Investors have poured millions into start-ups facilitating car sales. For instance Beepi, which promises shoppers the best price on cars it meticulously inspects and then delivers, has received $148.95 million in funding from investors including Redpoint Ventures, Foundation Capital, Sherpa Ventures and China's SAIC Motor. Carvana, which lets shoppers buy online and test out a car for seven days, has raised $300 million in funds.

And consumer trends appear to validate those investments in start-ups.

"We live in an increasingly mobile society. People are pressed for time and want an alternative to having to spend their Saturdays going from dealer to dealer," Beepi spokeswoman Lisa Broock said in an email to CNBC.

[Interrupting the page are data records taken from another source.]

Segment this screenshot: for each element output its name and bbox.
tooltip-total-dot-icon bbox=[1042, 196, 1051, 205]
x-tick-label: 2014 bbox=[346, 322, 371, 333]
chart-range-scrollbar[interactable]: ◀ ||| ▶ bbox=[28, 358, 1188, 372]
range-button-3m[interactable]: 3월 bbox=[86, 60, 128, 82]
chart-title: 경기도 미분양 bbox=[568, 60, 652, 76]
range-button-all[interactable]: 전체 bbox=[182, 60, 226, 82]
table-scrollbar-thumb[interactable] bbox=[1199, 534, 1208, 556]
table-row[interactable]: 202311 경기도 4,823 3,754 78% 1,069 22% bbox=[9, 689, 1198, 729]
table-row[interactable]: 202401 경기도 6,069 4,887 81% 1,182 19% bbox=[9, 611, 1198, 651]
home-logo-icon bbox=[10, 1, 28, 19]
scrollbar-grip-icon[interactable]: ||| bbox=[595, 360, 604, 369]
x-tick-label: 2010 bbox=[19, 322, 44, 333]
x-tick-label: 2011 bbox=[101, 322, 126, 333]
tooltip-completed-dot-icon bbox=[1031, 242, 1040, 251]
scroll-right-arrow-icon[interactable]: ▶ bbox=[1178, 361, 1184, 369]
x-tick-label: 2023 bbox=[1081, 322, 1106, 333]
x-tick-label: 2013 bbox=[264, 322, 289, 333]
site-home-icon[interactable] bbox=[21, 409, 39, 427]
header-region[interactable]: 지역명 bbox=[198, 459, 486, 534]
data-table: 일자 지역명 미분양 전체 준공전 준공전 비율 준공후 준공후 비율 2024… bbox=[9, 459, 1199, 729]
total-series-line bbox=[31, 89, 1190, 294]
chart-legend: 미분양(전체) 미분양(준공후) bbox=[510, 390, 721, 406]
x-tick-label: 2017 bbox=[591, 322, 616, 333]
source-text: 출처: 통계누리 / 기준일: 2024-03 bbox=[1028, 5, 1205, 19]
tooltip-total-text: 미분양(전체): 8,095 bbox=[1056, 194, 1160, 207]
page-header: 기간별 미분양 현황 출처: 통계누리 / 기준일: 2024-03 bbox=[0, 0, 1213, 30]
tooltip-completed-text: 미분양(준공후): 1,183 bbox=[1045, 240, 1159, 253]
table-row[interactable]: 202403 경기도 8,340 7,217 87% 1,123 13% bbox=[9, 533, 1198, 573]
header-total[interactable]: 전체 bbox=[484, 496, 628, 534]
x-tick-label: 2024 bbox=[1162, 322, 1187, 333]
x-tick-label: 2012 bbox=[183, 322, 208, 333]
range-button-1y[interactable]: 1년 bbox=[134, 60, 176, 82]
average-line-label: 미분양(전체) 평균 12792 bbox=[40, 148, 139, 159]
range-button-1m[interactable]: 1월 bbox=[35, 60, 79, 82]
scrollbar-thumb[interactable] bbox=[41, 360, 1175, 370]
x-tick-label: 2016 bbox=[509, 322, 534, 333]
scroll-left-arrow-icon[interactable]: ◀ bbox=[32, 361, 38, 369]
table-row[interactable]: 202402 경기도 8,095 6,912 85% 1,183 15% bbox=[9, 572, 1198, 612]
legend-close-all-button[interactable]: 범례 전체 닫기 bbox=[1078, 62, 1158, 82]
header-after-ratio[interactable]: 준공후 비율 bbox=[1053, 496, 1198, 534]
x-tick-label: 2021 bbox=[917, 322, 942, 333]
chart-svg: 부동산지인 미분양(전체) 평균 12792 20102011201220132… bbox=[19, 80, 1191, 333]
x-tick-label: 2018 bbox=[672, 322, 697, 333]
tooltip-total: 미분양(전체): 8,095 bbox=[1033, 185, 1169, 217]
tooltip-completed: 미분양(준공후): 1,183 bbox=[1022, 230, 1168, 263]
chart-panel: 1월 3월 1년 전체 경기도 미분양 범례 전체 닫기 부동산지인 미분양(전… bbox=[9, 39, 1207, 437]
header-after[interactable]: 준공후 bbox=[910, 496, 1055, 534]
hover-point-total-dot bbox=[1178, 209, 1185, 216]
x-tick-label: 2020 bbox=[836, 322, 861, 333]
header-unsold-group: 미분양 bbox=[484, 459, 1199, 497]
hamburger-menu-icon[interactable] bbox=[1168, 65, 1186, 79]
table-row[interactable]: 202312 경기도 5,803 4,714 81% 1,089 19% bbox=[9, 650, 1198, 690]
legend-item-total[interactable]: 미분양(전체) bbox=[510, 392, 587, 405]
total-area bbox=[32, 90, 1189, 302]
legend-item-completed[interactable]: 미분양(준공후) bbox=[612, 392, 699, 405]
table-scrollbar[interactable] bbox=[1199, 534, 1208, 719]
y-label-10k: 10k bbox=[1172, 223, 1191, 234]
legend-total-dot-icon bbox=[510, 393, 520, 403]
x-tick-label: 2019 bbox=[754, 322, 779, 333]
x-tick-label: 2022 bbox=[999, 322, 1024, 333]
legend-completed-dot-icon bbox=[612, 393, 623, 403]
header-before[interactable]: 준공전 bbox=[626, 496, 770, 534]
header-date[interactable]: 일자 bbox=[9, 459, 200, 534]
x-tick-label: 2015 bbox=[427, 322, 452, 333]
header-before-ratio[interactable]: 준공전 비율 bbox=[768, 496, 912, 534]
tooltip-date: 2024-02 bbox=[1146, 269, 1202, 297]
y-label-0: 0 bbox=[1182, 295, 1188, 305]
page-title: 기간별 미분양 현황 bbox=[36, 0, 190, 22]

About 46 percent of car shoppers used smartphones and 31 percent used tablets to research and shop for a car, according to research by Cox Automotive, which published its 2016 Car Buyer Journey report earlier this month.

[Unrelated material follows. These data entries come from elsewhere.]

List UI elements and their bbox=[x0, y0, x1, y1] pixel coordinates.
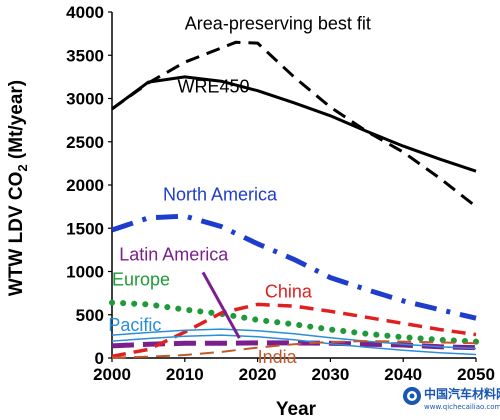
series-label-north-america: North America bbox=[163, 185, 278, 205]
x-tick-label: 2050 bbox=[457, 365, 495, 384]
series-line-pacific-upper bbox=[111, 328, 477, 350]
annotations bbox=[201, 271, 241, 339]
watermark-logo-icon bbox=[403, 387, 421, 405]
tick-labels: 0 500 1000 1500 2000 2500 3000 3500 4000 2000 2010… bbox=[66, 3, 495, 384]
series-line-china bbox=[111, 302, 477, 359]
series-label-europe: Europe bbox=[112, 269, 170, 289]
y-tick-label: 1000 bbox=[66, 263, 104, 282]
y-tick-label: 2500 bbox=[66, 133, 104, 152]
series-line-area-preserving-best-fit bbox=[111, 40, 477, 208]
series-line-north-america bbox=[111, 213, 477, 321]
y-tick-label: 3500 bbox=[66, 46, 104, 65]
series-lines bbox=[109, 40, 479, 359]
x-tick-label: 2030 bbox=[311, 365, 349, 384]
watermark-url: www.qichecailiao.com bbox=[424, 403, 500, 411]
x-tick-label: 2010 bbox=[166, 365, 204, 384]
series-line-india bbox=[111, 340, 477, 359]
annotation-pointer bbox=[201, 271, 241, 339]
series-line-pacific-lower bbox=[111, 334, 477, 356]
x-tick-label: 2020 bbox=[239, 365, 277, 384]
x-axis-title: Year bbox=[276, 399, 317, 420]
series-labels: WRE450 Area-preserving best fit North Amer… bbox=[108, 13, 371, 367]
watermark-logo-text: 中国汽车材料网 bbox=[424, 386, 500, 401]
y-axis-title-text: WTW LDV CO2 (Mt/year) bbox=[6, 80, 30, 296]
y-tick-label: 4000 bbox=[66, 3, 104, 22]
y-tick-label: 2000 bbox=[66, 176, 104, 195]
series-line-europe bbox=[109, 299, 479, 345]
y-axis-title: WTW LDV CO2 (Mt/year) bbox=[6, 80, 30, 296]
series-line-wre450 bbox=[111, 75, 477, 173]
series-label-latin-america: Latin America bbox=[119, 244, 229, 264]
series-label-pacific: Pacific bbox=[108, 315, 161, 335]
y-tick-label: 0 bbox=[95, 349, 104, 368]
watermark: 中国汽车材料网 www.qichecailiao.com bbox=[403, 386, 500, 411]
x-tick-label: 2040 bbox=[384, 365, 422, 384]
y-tick-label: 3000 bbox=[66, 90, 104, 109]
y-tick-label: 1500 bbox=[66, 219, 104, 238]
x-tick-label: 2000 bbox=[93, 365, 131, 384]
series-label-india: India bbox=[258, 347, 298, 367]
series-label-area-preserving-best-fit: Area-preserving best fit bbox=[185, 13, 371, 33]
y-tick-label: 500 bbox=[76, 306, 104, 325]
series-label-china: China bbox=[265, 281, 313, 301]
series-label-wre450: WRE450 bbox=[178, 76, 250, 96]
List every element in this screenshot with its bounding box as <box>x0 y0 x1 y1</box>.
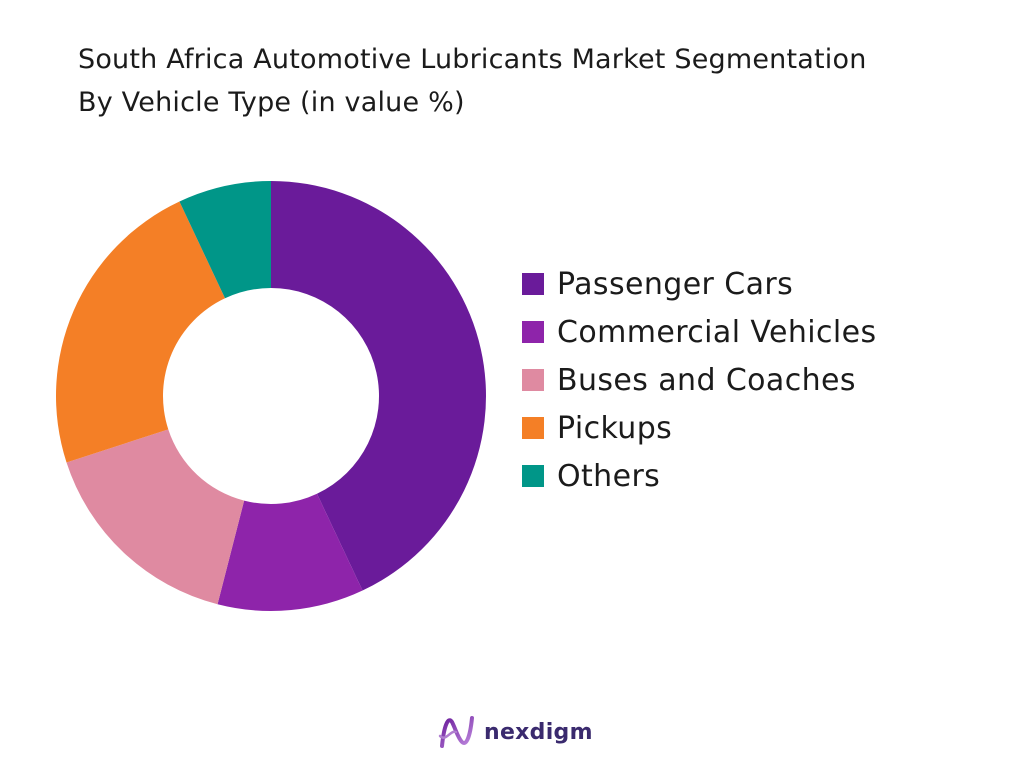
legend-swatch-others <box>522 465 544 487</box>
brand-name: nexdigm <box>484 719 593 745</box>
slice-others <box>179 181 271 299</box>
slice-pickups <box>55 201 226 463</box>
legend-label-others: Others <box>557 458 661 494</box>
legend-item-passenger-cars: Passenger Cars <box>522 260 876 308</box>
legend-label-passenger-cars: Passenger Cars <box>557 266 794 302</box>
legend-swatch-commercial-vehicles <box>522 321 544 343</box>
slice-passenger-cars <box>271 181 487 591</box>
legend-item-pickups: Pickups <box>522 404 876 452</box>
slice-buses-and-coaches <box>66 429 245 605</box>
legend-item-buses-and-coaches: Buses and Coaches <box>522 356 876 404</box>
legend-item-others: Others <box>522 452 876 500</box>
chart-title-line-1: South Africa Automotive Lubricants Marke… <box>78 44 867 75</box>
legend-label-commercial-vehicles: Commercial Vehicles <box>557 314 877 350</box>
legend-label-buses-and-coaches: Buses and Coaches <box>557 362 856 398</box>
footer-brand: nexdigm <box>438 712 593 752</box>
chart-legend: Passenger Cars Commercial Vehicles Buses… <box>522 260 876 500</box>
donut-slices <box>55 181 487 611</box>
legend-swatch-pickups <box>522 417 544 439</box>
legend-swatch-passenger-cars <box>522 273 544 295</box>
chart-title: South Africa Automotive Lubricants Marke… <box>78 38 1008 124</box>
slice-commercial-vehicles <box>217 493 363 611</box>
legend-label-pickups: Pickups <box>557 410 673 446</box>
chart-title-line-2: By Vehicle Type (in value %) <box>78 87 465 118</box>
legend-swatch-buses-and-coaches <box>522 369 544 391</box>
legend-item-commercial-vehicles: Commercial Vehicles <box>522 308 876 356</box>
nexdigm-logo-icon <box>438 716 474 748</box>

The three most frequently visited car-shopping research sites have remained the same since 2012, according to a September report from J.D. Power: Consumer Reports, Edmunds.com, and Kelley Blue Book.

And General Motors itself has acknowledged the online car-shopping trend. Earlier this month it debuted its Factory Pre-Owned Collection, a service that allows shoppers access to GM's collection of used vehicles that have been retired from company fleets or are off-lease.

Using the service, a shopper can go online, pick out a car, apply for financing, select a dealership to work with to purchase the car, arrange payments and have their car delivered to their door.

The process can allow consumers to avoid going to a dealership entirely, although less than 1 percent of buyers have bought and received their used vehicles without having seen them in person beforehand, according to GM spokeswoman Ryndee Carney.

But the Web and apps won't quite replace the dealership car-buying experience just yet. People are seeking out dealers who offer technical expertise beyond a sales-closing agenda, according to a 2015 online survey by Capgemini. That firm surveyed 7,553 consumers who planned to buy or lease a vehicle in the next 12 months.

"I see it increasing but never surpassing the traditional dealership model, especially with new cars," Selly's Klempf said in an interview with CNBC. "The OEMs — the manufacturers — they're very strict on the traditional dealership model and there are a lot of lobbyists, a lot of money into that part of the business, so I don't see it being replaced. I see it being innovated."

Among shoppers for new vehicles, a majority make their initial contact by walking into a dealership, about one-fourth do so online, according to Arianne Walker, senior director of automotive media and marketing at J.D. Power.